柴犬にとっては、子どもの頃に父親の本棚から発見したこの本を読んで衝撃を受け、何度となく読み返した。

男の子はみんなそうだけど、柴犬もツタンカーメンを発見したハワード・カーターのお話とか大好きだった。著者の相沢忠洋さんは、日本のシュリーマンとも呼ばれたらしいけど、日本にもこんなヒトがいたんだ、とうれしくなった。あ、そういえば、トロイアを発見したシュリーマンの話も大好きだったな。(=^・^=)

相澤さんの最大の功績は、関東ローム層から黒曜石の打製石器を発見し、旧石器時代の存在を初めて証明したことである。子どもの頃からの夢を実現するため、わざと定職につかず、納豆などの行商をしながら、ひとりで発掘を続けた。経済的にも相当に苦労したことがうかがえる。当時の保守的で閉鎖的な考古学の学者たちはそんな彼を相手にもしなかったらしい。でも、彼にはそんなことはどうでもいいことで、欲しかったのは地位や名誉でなく、自らの仮説を証明することだったのだろう、と思っていた。
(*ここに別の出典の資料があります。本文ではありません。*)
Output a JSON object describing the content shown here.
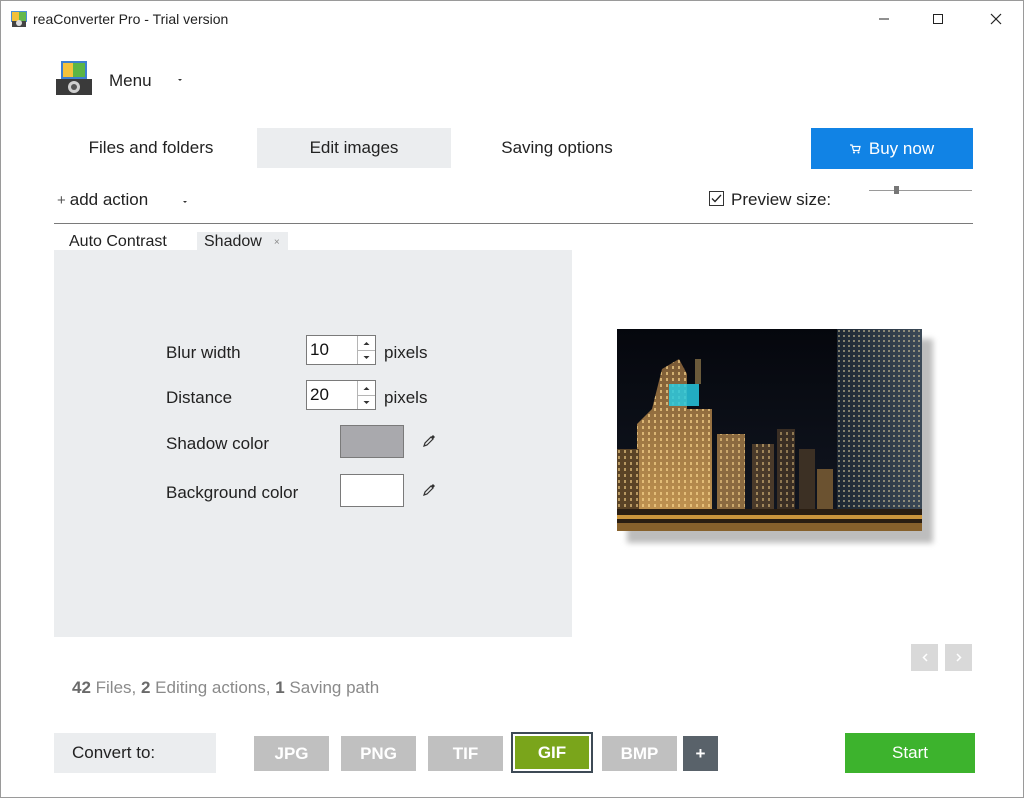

でも、大人になって読み返してみて、あとがきで「どこかに遺されているはずの祖先の一家団らんの場を求めている」という箇所を読んで、子どもの頃、貧しく、一家がバラバラになってしまった相沢さんが求めていたものだったのだ。そして、柴犬がそれがようやく分かる歳になったのだろう。

子どもの頃、崖とか見つけると必ず近寄って、石器とかないか確かめていたのは、間違いなくこの本の影響だった。